Unfortunately, QS is still seen as a fringe party, not credible or serious in the eyes of most working-class people. It did not help the party’s fortunes that the campaign messaging was sometimes vague and confusing, and hit-and-miss when speaking to the concrete needs of workers and youth. Instead of reflecting the burning anger that workers and youth have over broken promises and continued attacks on their living conditions, QS put forward slogans about “love” and “voting with your head”. On the other hand, the combative stance displayed by Couillard actually appealed to a lot of people who are looking for a way out of the crisis of capitalism. QS also continually got roped into the talk about independence, the prospects of a future referendum, and the PQ’s charter. As mentioned before, the burning issues for most workers and youth in the province are things such as jobs, health care, or social services. What could have won workers away from the PQ, the Liberals, and the CAQ were clear class politics that exposed the real agenda of these three capitalist parties, all of whom are looking to put the burden of the financial crisis on the shoulders of the working class.
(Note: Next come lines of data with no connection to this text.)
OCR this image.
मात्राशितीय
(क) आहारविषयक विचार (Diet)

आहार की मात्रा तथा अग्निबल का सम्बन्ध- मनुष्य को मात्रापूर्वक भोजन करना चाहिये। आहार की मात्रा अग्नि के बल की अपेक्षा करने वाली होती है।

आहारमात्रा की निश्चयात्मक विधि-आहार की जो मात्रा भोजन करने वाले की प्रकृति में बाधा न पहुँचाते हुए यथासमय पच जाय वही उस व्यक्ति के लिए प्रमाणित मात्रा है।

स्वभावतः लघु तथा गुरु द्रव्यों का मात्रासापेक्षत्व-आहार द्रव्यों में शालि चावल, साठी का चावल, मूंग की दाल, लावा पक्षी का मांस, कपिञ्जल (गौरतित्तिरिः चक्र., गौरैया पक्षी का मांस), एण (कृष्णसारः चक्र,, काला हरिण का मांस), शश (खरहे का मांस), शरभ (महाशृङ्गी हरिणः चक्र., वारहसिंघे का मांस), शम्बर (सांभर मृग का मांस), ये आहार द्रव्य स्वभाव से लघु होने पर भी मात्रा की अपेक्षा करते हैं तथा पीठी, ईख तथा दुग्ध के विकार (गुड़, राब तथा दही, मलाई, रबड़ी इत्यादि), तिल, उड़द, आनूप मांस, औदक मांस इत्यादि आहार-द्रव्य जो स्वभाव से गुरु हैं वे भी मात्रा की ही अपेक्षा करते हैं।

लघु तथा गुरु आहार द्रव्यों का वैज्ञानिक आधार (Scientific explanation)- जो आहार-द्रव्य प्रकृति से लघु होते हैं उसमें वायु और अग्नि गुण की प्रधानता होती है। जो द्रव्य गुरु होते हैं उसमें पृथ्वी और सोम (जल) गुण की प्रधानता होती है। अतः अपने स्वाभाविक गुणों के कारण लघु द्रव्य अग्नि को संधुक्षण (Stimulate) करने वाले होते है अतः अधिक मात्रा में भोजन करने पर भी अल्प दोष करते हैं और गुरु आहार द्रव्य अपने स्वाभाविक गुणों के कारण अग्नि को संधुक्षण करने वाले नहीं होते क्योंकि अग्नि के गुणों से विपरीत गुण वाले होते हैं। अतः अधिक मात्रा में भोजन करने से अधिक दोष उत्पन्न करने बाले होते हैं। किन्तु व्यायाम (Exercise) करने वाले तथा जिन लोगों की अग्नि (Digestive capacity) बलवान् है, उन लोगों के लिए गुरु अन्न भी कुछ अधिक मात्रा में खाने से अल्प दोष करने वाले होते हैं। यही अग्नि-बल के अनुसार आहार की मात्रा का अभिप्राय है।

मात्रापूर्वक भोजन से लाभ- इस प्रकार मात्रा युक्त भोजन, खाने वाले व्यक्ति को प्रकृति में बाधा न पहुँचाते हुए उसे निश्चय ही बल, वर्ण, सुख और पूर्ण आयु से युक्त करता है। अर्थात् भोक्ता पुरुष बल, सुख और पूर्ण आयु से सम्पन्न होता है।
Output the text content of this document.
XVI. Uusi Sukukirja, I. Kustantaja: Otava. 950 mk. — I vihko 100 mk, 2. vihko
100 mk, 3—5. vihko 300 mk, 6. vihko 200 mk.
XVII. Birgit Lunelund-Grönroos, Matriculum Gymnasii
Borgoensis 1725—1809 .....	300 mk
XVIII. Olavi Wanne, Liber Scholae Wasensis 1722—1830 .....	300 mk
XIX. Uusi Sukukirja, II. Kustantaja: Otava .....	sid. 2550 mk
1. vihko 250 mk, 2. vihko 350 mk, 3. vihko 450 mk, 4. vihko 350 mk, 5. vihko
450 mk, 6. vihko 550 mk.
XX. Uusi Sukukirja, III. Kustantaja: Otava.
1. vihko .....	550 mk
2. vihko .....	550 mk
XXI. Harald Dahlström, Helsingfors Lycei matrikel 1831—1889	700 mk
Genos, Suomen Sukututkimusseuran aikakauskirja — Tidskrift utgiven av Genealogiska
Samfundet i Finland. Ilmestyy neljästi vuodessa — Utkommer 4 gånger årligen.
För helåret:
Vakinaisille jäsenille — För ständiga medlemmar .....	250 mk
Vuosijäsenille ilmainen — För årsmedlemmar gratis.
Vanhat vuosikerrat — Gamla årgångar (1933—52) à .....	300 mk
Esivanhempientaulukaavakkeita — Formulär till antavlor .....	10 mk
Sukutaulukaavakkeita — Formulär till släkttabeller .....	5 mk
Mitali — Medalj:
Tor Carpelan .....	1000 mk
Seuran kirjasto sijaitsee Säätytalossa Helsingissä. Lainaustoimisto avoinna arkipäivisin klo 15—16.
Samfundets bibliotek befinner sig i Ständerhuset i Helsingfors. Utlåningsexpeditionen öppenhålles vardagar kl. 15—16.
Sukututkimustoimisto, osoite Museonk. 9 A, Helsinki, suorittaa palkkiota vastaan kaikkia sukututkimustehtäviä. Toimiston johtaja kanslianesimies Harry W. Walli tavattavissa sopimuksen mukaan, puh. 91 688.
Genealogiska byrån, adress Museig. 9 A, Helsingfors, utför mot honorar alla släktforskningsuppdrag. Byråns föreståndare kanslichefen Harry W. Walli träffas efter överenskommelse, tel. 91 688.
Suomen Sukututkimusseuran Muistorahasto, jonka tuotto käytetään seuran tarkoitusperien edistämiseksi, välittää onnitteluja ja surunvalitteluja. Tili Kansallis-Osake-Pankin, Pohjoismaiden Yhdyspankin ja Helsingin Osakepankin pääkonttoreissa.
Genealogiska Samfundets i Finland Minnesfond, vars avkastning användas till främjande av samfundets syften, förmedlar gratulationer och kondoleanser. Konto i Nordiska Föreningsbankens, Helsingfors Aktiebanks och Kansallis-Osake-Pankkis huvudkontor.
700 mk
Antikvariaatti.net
QS’ failure to clearly do this allowed the debate to become polarized with no one voting for what they wanted, but simply for the lesser evil.

Austerity is on the agenda — prepare to fight back!

Despite the fact that the Liberals won their highest number of votes in 20 years, this will be one of the most hated governments in Quebec’s history. The experience of the Jean Charest government, which raised tuition fees and enacted anti-democratic legislation in order to crush the mass movement of 2012, is still fresh in the minds of many. The next four years will be years of attacks and social explosions in Quebec. But, will the labour movement be ready for this challenge? With the Liberals forming a majority government once again and disarray amongst the PQ, there exist great opportunities for Quebec solidaire to gain in support by representing the movement in Parliament. The labour unions will be on the chopping block and will be pushed into action. Inaction will not suffice.

The unions are the first line of defence against the austerity of the Liberal government. More than ever, the unions need to unite with Quebec solidaire to form a genuine party of the workers. For too long, workers in Quebec have been divided and forced to vote for parties that continually attack their living standards only for lack of a better option. Let us create that option; the labour movement and QS need to unite to create this alternative for all workers and youth genuinely wanting to beat back the attacks of this government and the agenda of the ruling class.